Algorithmic complexity of Regular Languages in Extended Regular Language frameworks

Question

I have a bit of a background in Formal Languages and recently I found out that Java and other languages use what is coined Extended Regular Languages. Because of my background, I had always assumed in languages like Java when I call compile for Pattern it produced a DFA or Transducer in the background. As a result, I had always assumed no matter how ugly my regex, no matter how long my regex, Pattern.matches or similar methods would run in linear time. But that assumption seems to be incorrect.

A post I read seems to suggest some Regex expressions do run in linear time, but I don't entirely believe or trust one single person.

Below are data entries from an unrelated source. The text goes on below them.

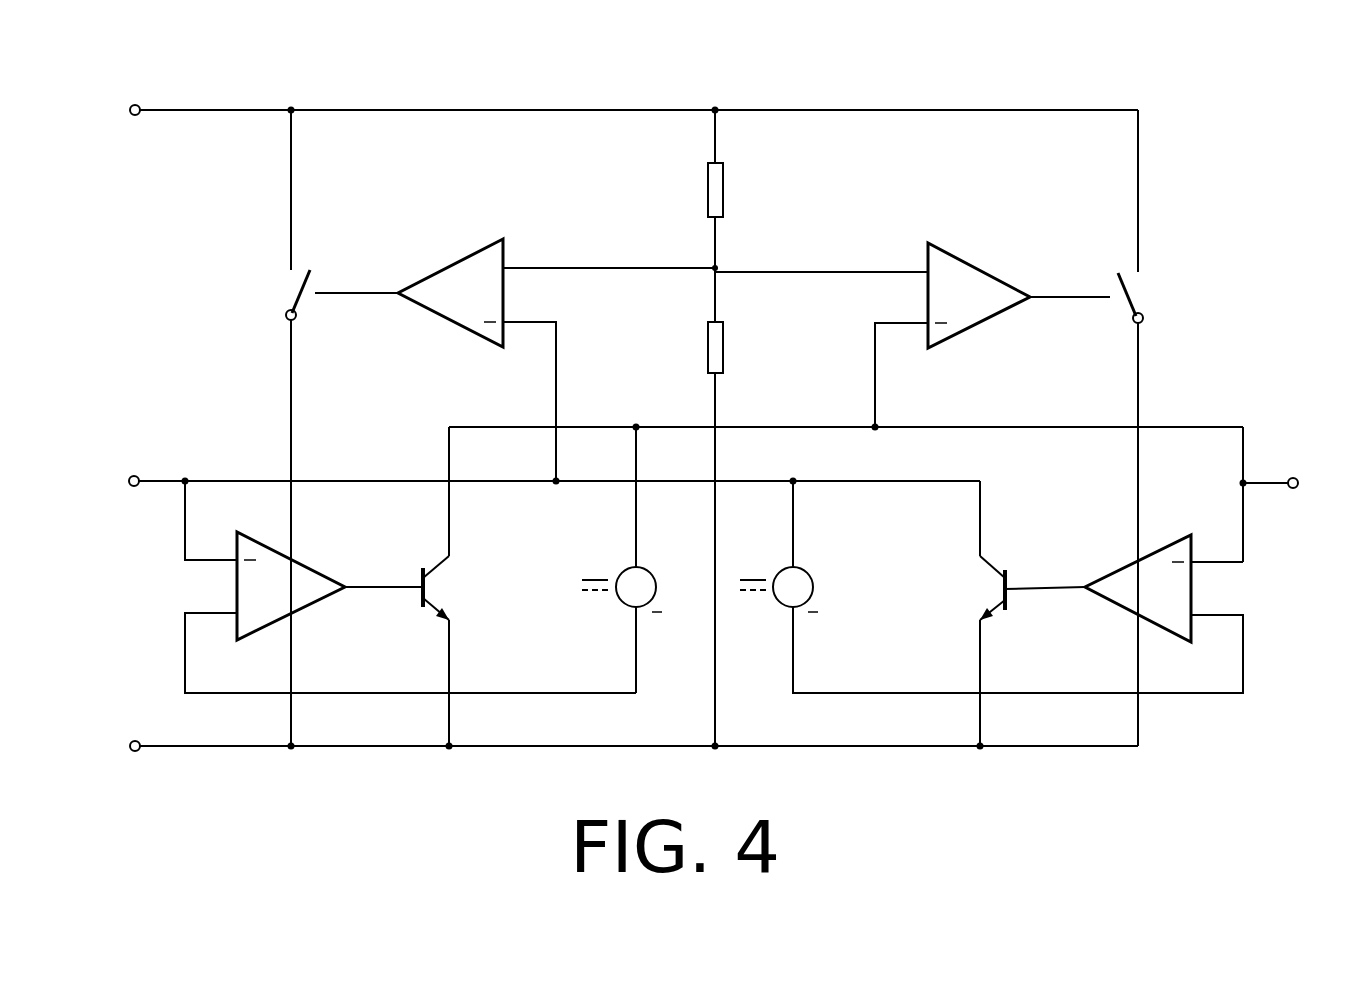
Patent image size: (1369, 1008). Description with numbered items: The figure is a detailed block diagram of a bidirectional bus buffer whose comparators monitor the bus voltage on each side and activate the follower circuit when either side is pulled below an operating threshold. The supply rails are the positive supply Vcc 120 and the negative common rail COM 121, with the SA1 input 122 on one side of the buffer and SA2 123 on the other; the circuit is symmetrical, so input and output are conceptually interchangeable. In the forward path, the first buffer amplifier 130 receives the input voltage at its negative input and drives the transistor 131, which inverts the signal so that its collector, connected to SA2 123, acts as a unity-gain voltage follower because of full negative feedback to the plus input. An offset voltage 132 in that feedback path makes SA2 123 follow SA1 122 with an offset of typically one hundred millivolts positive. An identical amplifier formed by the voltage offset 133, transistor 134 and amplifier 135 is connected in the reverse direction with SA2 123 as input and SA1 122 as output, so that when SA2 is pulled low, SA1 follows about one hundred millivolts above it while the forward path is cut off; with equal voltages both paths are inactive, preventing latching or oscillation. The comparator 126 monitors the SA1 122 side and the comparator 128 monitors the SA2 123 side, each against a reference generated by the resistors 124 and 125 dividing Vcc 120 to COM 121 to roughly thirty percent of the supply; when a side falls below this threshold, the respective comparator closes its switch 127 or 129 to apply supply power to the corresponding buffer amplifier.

The positive supply Vcc 120 is at (225, 98).
The common COM 121 is at (222, 752).
The SA1 input 122 is at (185, 465).
The SA2 output 123 is at (1252, 452).
The resistor 124 is at (728, 183).
The resistor 125 is at (728, 352).
The comparator 126 is at (505, 234).
The switch 127 is at (320, 262).
The comparator 128 is at (988, 268).
The switch 129 is at (1143, 282).
The first buffer amplifier 130 is at (332, 576).
The transistor 131 is at (440, 583).
The offset voltage 132 is at (616, 607).
The voltage offset 133 is at (820, 588).
The transistor 134 is at (1020, 612).
The amplifier 135 is at (1107, 545).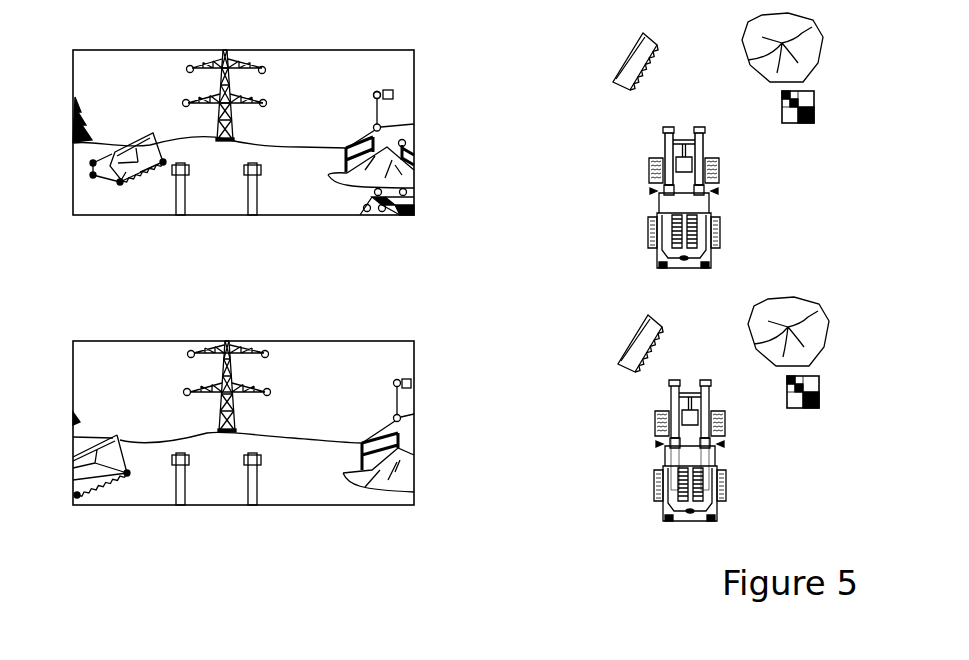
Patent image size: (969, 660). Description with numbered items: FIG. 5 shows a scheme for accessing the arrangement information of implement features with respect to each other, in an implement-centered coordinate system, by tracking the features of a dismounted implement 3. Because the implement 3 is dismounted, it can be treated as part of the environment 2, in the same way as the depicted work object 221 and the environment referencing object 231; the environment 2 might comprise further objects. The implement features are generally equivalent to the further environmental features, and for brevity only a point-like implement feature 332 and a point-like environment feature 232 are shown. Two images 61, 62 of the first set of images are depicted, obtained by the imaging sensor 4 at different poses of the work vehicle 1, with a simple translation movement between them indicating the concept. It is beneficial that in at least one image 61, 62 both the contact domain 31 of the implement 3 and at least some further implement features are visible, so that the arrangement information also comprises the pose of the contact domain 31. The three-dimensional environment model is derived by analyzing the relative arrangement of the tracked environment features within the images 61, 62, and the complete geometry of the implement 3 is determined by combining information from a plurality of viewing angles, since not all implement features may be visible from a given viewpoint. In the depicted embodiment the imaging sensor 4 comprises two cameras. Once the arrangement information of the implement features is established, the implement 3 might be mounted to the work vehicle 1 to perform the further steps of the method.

The work vehicle 1 is at (639, 155).
The environment 2 is at (375, 70).
The implement 3 is at (143, 137).
The imaging sensor 4 is at (665, 197).
The contact domain 31 is at (132, 183).
The image 61 is at (298, 50).
The image 62 is at (298, 340).
The work object 221 is at (740, 52).
The environment referencing object 231 is at (785, 123).
The environment feature 232 is at (381, 93).
The implement feature 332 is at (118, 184).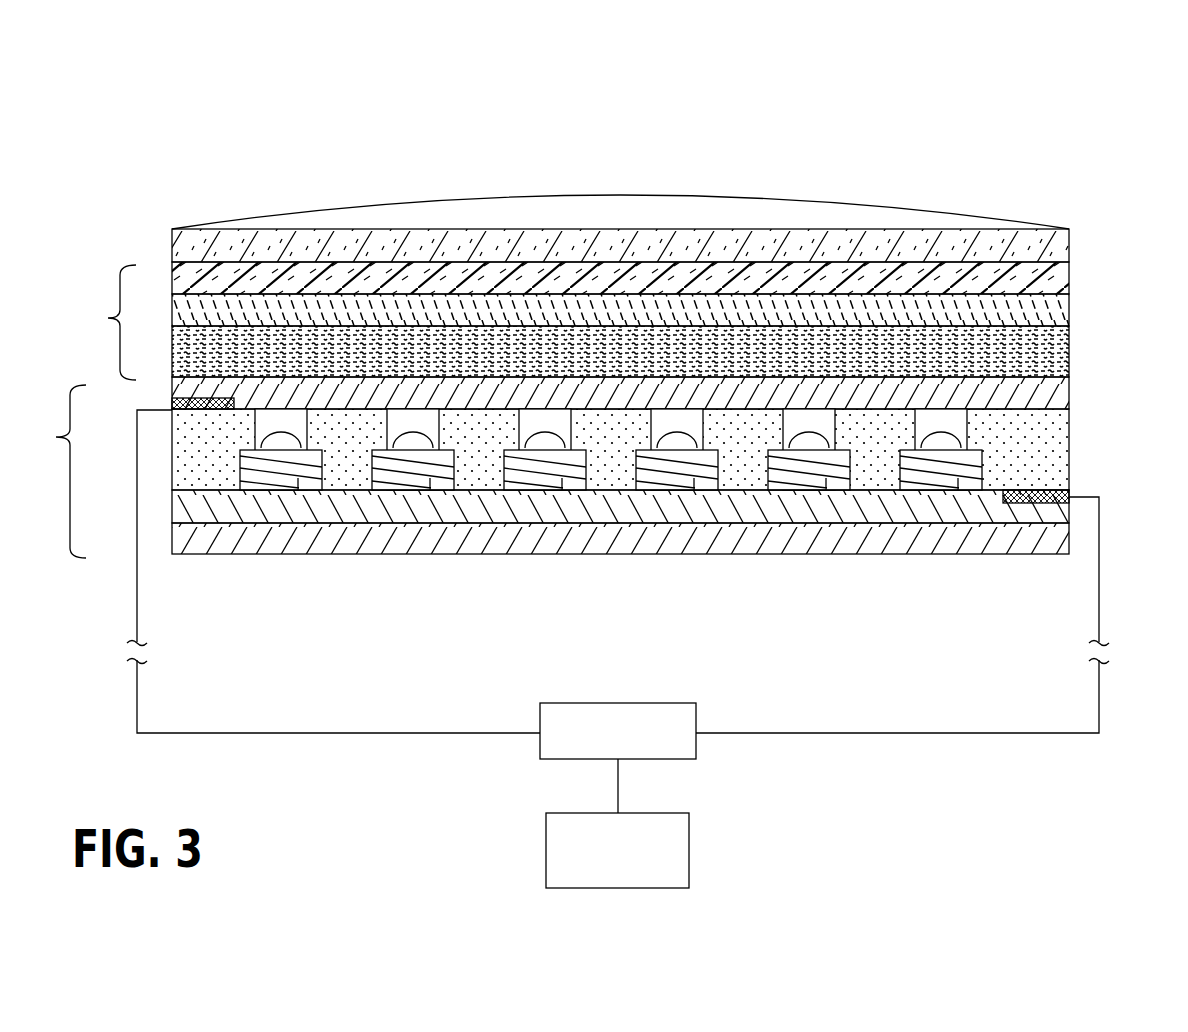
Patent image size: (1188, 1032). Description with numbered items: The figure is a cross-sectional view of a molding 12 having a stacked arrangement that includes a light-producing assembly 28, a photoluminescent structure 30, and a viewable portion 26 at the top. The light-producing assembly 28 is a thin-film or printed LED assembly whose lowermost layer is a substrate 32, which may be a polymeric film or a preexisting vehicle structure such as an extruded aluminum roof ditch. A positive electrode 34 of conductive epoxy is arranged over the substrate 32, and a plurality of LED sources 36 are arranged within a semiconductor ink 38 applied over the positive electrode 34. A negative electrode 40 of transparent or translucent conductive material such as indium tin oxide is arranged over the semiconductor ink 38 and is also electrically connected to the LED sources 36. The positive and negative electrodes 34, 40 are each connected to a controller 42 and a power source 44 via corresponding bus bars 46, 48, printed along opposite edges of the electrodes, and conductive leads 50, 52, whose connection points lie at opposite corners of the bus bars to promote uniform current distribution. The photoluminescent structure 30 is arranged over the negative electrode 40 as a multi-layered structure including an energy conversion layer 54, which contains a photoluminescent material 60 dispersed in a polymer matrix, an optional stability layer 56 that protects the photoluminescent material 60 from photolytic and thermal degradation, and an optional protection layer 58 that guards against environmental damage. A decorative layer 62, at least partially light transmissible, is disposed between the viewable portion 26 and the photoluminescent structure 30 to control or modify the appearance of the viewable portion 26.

The molding 12 is at (903, 122).
The viewable portion 26 is at (945, 211).
The light-producing assembly 28 is at (52, 471).
The photoluminescent structure 30 is at (103, 322).
The substrate 32 is at (1069, 540).
The positive electrode 34 is at (1069, 512).
The LED sources 36 is at (302, 478).
The semiconductor ink 38 is at (1069, 440).
The negative electrode 40 is at (1069, 393).
The controller 42 is at (696, 749).
The power source 44 is at (689, 833).
The bus bar 46 is at (1069, 491).
The bus bar 48 is at (172, 403).
The conductive lead 50 is at (1100, 607).
The conductive lead 52 is at (137, 603).
The energy conversion layer 54 is at (1069, 343).
The stability layer 56 is at (1069, 313).
The protection layer 58 is at (1069, 278).
The photoluminescent material 60 is at (1069, 362).
The decorative layer 62 is at (1069, 246).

I'll eventually write my own Java Formal Regular Expression library (existing ones I've found only have GNU GPL licences) but in the meantime I have a few questions on the time complexity of Java/C# regexs. Want to ensure what I read elsewhere is correct.

Questions:

1. A formal language like \sRT\s., would the match method of a regexes in Java/C# solve membership in linear or non-linear time?
2. In general, how would I know if a given Regular Language's expression membership problem is linear time for a Regex?

I do text analysis, finding out Java regexes aren't DFA's was really a downer.

Answer 1

Java's implementation of regular expression uses the NFA approach. Here is a link that explains it clearly.

Basically, a badly written but still correct regular expression can cause the engine to perform badly. For example, given the expression (a+a+)+b and the string aaaaaaaaaaaaaaa. It can take a while (depending on your machine, from several seconds to minutes) to figure out that there is no match.

The worst case performance of NFA is an almost match situation (given example). Because the expression forces the engine to explore every path (with lots of backtracking) to determine a non-match.

Answer 2

Because of my background, I had always assumed in languages like Java when I call compile for Pattern it produced a DFA or Transducer in the background.

This belief is common in academics. In practice, regular expression compilation does not produce a DFA and then execute it. I have only a small amount of experience in this; I worked briefly on the regular expression compilation system in Microsoft's implementation of JavaScript in the 1990s. We chose to compile the "regular" expression into a simple domain-specific bytecode language and then built an interpreter for that language.

As you note, this can lead to situations where repeated backtracking has exponentially bad time behavior in the length of the input, but the construction of the compiled state is essentially linear in the size of the expression.

So let me counter your questions with another two questions -- and I note that these are genuine questions, not rhetorical.

1) Every actually regular expression corresponds to an NDFA with let's say n states. The corresponding DFA might require superposition of up to 2ⁿ states. So what stops the time taken to construct the DFA from being exponential in pathological cases? The runtime might be linear in the input, but if the runtime is exponential in the pattern size then basically you're just trading one nonlinearity for another.

2) So-called "regular" expressions these days are nothing of the sort; they can do parenthesis matching. They correspond to pushdown automata, not nondeterministic finite automata. Is there a linear algorithm for constructing the corresponding pushdown automaton for a "regular" expression?

Answer 3

Regular expressions are implemented in many languages as NFAs to support backtracking (see http://msdn.microsoft.com/en-us/library/e347654k(v=vs.110).aspx). Because of backtracking, you can construct regular expressions which have terrible performance on some strings (see http://www.regular-expressions.info/catastrophic.html)

As far as analysing regular expressions to determine their performance, I doubt there is a very good way in general. You can look for warning flags, like compounded backtracking in the second link's example, but even that may be hard to detect properly in some cases.